Banzai, the dog, can be found limping getting use to having just three legs to walk on. He was found in McKinley County a week ago with shot pellets in his front leg which had to be amputated.
There's also Timid Angus, who was found in Valencia County two weeks ago. He was shot in the eye with a BB gun.
Honest Abe's previous owner didn't get him treatment for an injury, so when he was brought over from Sandoval County, his leg had to be amputated.
The list goes on.
"That's a lot of dogs and it's a reality we're too familiar with. We don't want to become accustomed to seeing dogs come in from rural areas that have been abused. You know, it shouldn't be commonplace," Dawn Glass with Animal Humane tells KRQE News 13.
Although unfortunately, Glass says these types of situations have become all too routine.

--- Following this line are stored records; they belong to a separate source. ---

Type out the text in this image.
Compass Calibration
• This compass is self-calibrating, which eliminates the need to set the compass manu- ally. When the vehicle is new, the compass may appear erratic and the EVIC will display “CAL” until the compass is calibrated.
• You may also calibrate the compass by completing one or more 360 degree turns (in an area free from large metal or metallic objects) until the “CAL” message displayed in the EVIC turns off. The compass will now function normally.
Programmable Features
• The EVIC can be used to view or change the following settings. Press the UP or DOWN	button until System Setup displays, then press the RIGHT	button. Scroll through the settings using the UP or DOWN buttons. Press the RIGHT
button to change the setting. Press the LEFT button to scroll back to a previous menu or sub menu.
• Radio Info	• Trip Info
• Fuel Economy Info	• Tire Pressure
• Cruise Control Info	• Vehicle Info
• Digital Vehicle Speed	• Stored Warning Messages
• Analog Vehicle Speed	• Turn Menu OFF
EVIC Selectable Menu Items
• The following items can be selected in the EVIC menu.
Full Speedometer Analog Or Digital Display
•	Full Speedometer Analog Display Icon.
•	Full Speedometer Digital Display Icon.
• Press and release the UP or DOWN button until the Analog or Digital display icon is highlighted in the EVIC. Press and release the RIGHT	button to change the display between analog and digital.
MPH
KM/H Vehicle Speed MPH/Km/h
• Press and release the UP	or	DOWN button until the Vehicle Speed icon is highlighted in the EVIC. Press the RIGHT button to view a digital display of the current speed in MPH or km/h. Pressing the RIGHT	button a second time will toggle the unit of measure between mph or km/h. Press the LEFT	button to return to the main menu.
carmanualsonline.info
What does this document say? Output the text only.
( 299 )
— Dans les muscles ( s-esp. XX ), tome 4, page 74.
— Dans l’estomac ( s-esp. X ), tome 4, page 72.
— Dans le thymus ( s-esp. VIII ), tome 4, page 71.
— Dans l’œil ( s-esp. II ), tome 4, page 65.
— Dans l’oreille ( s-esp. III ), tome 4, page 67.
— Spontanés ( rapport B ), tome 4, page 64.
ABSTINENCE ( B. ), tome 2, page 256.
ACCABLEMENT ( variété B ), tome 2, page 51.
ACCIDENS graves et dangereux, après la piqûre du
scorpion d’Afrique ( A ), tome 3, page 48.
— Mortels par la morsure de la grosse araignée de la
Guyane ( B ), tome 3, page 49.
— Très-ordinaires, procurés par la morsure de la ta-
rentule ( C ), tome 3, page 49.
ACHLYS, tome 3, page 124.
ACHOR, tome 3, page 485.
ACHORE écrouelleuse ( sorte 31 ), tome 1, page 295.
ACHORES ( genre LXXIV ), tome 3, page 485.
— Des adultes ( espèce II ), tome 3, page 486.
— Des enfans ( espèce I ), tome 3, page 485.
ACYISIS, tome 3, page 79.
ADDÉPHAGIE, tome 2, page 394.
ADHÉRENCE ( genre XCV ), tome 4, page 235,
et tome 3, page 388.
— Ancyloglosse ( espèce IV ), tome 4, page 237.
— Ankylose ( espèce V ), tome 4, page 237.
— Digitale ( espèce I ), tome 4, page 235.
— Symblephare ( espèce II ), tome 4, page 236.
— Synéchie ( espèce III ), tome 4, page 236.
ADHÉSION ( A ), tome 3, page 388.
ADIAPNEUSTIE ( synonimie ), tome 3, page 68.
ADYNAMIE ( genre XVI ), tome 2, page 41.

Recently New Mexico was ranked as one of the top five states for animal abusers, because of lax penalties. However, two proposed bill could change that.
"We see dogs and cats that are victims of abuse and neglect and it's not just from rural areas. We see them within the city too. That's why it's important to get these state laws passed," Glass says.
Senate Bill 83 makes any first offense of cruelty to animals - that causes death or great harm - a fourth degree felony. Senate Bill 155 will expand the definition of extreme cruelty to include intentionally starving an animal – which will also make that a fourth degree felony.
Glass says these two bills could help deter abusers and keep animals safe.
"It spans all animals so it's important for these cruelty laws to pass for animals of all walks of life," Glass said.
Both anti-cruelty bills have to pass the Senate Judiciary Committee.